You can use Git branches for experimental modpack versions:

git checkout -b experiment/new-loader
# Change loader in Polymerium, add/remove mods
git add profile.json import/
git commit -m "Switch to NeoForge"
# Test...
git checkout main  # Go back to stable

Collaboration

Sharing with Co-Authors

  1. Push the repo to a shared remote (GitHub, GitLab, etc.).
  2. Co-authors clone the repo into their instances/ directory.
  3. Each person's live/ and persist/ are local and untracked.
  4. Collaborate on profile.json and import/ via normal Git workflows.

Publishing a Release

  1. Tag a release:
git tag v1.2.0
git push origin v1.2.0
  1. Export the instance using Polymerium's export feature.
  2. Upload the exported modpack to CurseForge, Modrinth, or both.

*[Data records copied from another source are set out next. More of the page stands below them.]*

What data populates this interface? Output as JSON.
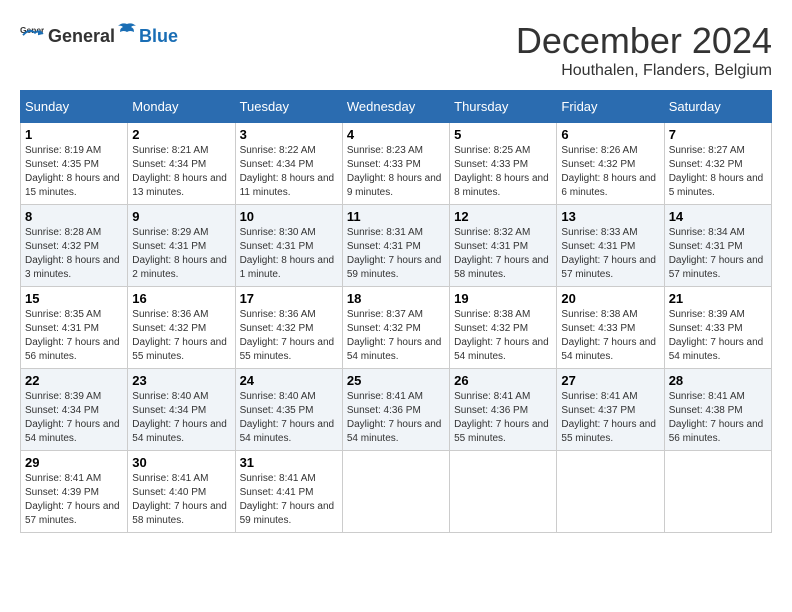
{
  "header": {
    "logo_general": "General",
    "logo_blue": "Blue",
    "month": "December 2024",
    "location": "Houthalen, Flanders, Belgium"
  },
  "weekdays": [
    "Sunday",
    "Monday",
    "Tuesday",
    "Wednesday",
    "Thursday",
    "Friday",
    "Saturday"
  ],
  "weeks": [
    [
      {
        "day": "1",
        "sunrise": "Sunrise: 8:19 AM",
        "sunset": "Sunset: 4:35 PM",
        "daylight": "Daylight: 8 hours and 15 minutes."
      },
      {
        "day": "2",
        "sunrise": "Sunrise: 8:21 AM",
        "sunset": "Sunset: 4:34 PM",
        "daylight": "Daylight: 8 hours and 13 minutes."
      },
      {
        "day": "3",
        "sunrise": "Sunrise: 8:22 AM",
        "sunset": "Sunset: 4:34 PM",
        "daylight": "Daylight: 8 hours and 11 minutes."
      },
      {
        "day": "4",
        "sunrise": "Sunrise: 8:23 AM",
        "sunset": "Sunset: 4:33 PM",
        "daylight": "Daylight: 8 hours and 9 minutes."
      },
      {
        "day": "5",
        "sunrise": "Sunrise: 8:25 AM",
        "sunset": "Sunset: 4:33 PM",
        "daylight": "Daylight: 8 hours and 8 minutes."
      },
      {
        "day": "6",
        "sunrise": "Sunrise: 8:26 AM",
        "sunset": "Sunset: 4:32 PM",
        "daylight": "Daylight: 8 hours and 6 minutes."
      },
      {
        "day": "7",
        "sunrise": "Sunrise: 8:27 AM",
        "sunset": "Sunset: 4:32 PM",
        "daylight": "Daylight: 8 hours and 5 minutes."
      }
    ],
    [
      {
        "day": "8",
        "sunrise": "Sunrise: 8:28 AM",
        "sunset": "Sunset: 4:32 PM",
        "daylight": "Daylight: 8 hours and 3 minutes."
      },
      {
        "day": "9",
        "sunrise": "Sunrise: 8:29 AM",
        "sunset": "Sunset: 4:31 PM",
        "daylight": "Daylight: 8 hours and 2 minutes."
      },
      {
        "day": "10",
        "sunrise": "Sunrise: 8:30 AM",
        "sunset": "Sunset: 4:31 PM",
        "daylight": "Daylight: 8 hours and 1 minute."
      },
      {
        "day": "11",
        "sunrise": "Sunrise: 8:31 AM",
        "sunset": "Sunset: 4:31 PM",
        "daylight": "Daylight: 7 hours and 59 minutes."
      },
      {
        "day": "12",
        "sunrise": "Sunrise: 8:32 AM",
        "sunset": "Sunset: 4:31 PM",
        "daylight": "Daylight: 7 hours and 58 minutes."
      },
      {
        "day": "13",
        "sunrise": "Sunrise: 8:33 AM",
        "sunset": "Sunset: 4:31 PM",
        "daylight": "Daylight: 7 hours and 57 minutes."
      },
      {
        "day": "14",
        "sunrise": "Sunrise: 8:34 AM",
        "sunset": "Sunset: 4:31 PM",
        "daylight": "Daylight: 7 hours and 57 minutes."
      }
    ],
    [
      {
        "day": "15",
        "sunrise": "Sunrise: 8:35 AM",
        "sunset": "Sunset: 4:31 PM",
        "daylight": "Daylight: 7 hours and 56 minutes."
      },
      {
        "day": "16",
        "sunrise": "Sunrise: 8:36 AM",
        "sunset": "Sunset: 4:32 PM",
        "daylight": "Daylight: 7 hours and 55 minutes."
      },
      {
        "day": "17",
        "sunrise": "Sunrise: 8:36 AM",
        "sunset": "Sunset: 4:32 PM",
        "daylight": "Daylight: 7 hours and 55 minutes."
      },
      {
        "day": "18",
        "sunrise": "Sunrise: 8:37 AM",
        "sunset": "Sunset: 4:32 PM",
        "daylight": "Daylight: 7 hours and 54 minutes."
      },
      {
        "day": "19",
        "sunrise": "Sunrise: 8:38 AM",
        "sunset": "Sunset: 4:32 PM",
        "daylight": "Daylight: 7 hours and 54 minutes."
      },
      {
        "day": "20",
        "sunrise": "Sunrise: 8:38 AM",
        "sunset": "Sunset: 4:33 PM",
        "daylight": "Daylight: 7 hours and 54 minutes."
      },
      {
        "day": "21",
        "sunrise": "Sunrise: 8:39 AM",
        "sunset": "Sunset: 4:33 PM",
        "daylight": "Daylight: 7 hours and 54 minutes."
      }
    ],
    [
      {
        "day": "22",
        "sunrise": "Sunrise: 8:39 AM",
        "sunset": "Sunset: 4:34 PM",
        "daylight": "Daylight: 7 hours and 54 minutes."
      },
      {
        "day": "23",
        "sunrise": "Sunrise: 8:40 AM",
        "sunset": "Sunset: 4:34 PM",
        "daylight": "Daylight: 7 hours and 54 minutes."
      },
      {
        "day": "24",
        "sunrise": "Sunrise: 8:40 AM",
        "sunset": "Sunset: 4:35 PM",
        "daylight": "Daylight: 7 hours and 54 minutes."
      },
      {
        "day": "25",
        "sunrise": "Sunrise: 8:41 AM",
        "sunset": "Sunset: 4:36 PM",
        "daylight": "Daylight: 7 hours and 54 minutes."
      },
      {
        "day": "26",
        "sunrise": "Sunrise: 8:41 AM",
        "sunset": "Sunset: 4:36 PM",
        "daylight": "Daylight: 7 hours and 55 minutes."
      },
      {
        "day": "27",
        "sunrise": "Sunrise: 8:41 AM",
        "sunset": "Sunset: 4:37 PM",
        "daylight": "Daylight: 7 hours and 55 minutes."
      },
      {
        "day": "28",
        "sunrise": "Sunrise: 8:41 AM",
        "sunset": "Sunset: 4:38 PM",
        "daylight": "Daylight: 7 hours and 56 minutes."
      }
    ],
    [
      {
        "day": "29",
        "sunrise": "Sunrise: 8:41 AM",
        "sunset": "Sunset: 4:39 PM",
        "daylight": "Daylight: 7 hours and 57 minutes."
      },
      {
        "day": "30",
        "sunrise": "Sunrise: 8:41 AM",
        "sunset": "Sunset: 4:40 PM",
        "daylight": "Daylight: 7 hours and 58 minutes."
      },
      {
        "day": "31",
        "sunrise": "Sunrise: 8:41 AM",
        "sunset": "Sunset: 4:41 PM",
        "daylight": "Daylight: 7 hours and 59 minutes."
      },
      null,
      null,
      null,
      null
    ]
  ]
}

Automating Exports with the CLI

You can skip the GUI and export from the command line using Trident CLI:

trident instance export my-modpack --format modrinth --output ./releases/

This works well in CI/CD pipelines. For example, trigger an automatic build and export whenever you push a tag:

# .github/workflows/release.yml (simplified)
on:
  push:
    tags: ['v*']
steps:
  - uses: actions/checkout@v4
  - run: trident instance export my-modpack --format modrinth --output ./releases/
  - # upload ./releases/* to Modrinth / CurseForge

See the headless server guide for a full CI/CD example.

Tips

  • Close Polymerium before Git operations — Polymerium may be watching profile.json for changes. Quit, do your Git work, then reopen.
  • Don't edit profile.json manually for version changes — it's safer to create a new instance and migrate packages.
  • Use the workspace as your staging area — it's purpose-built for the live/import/ flow.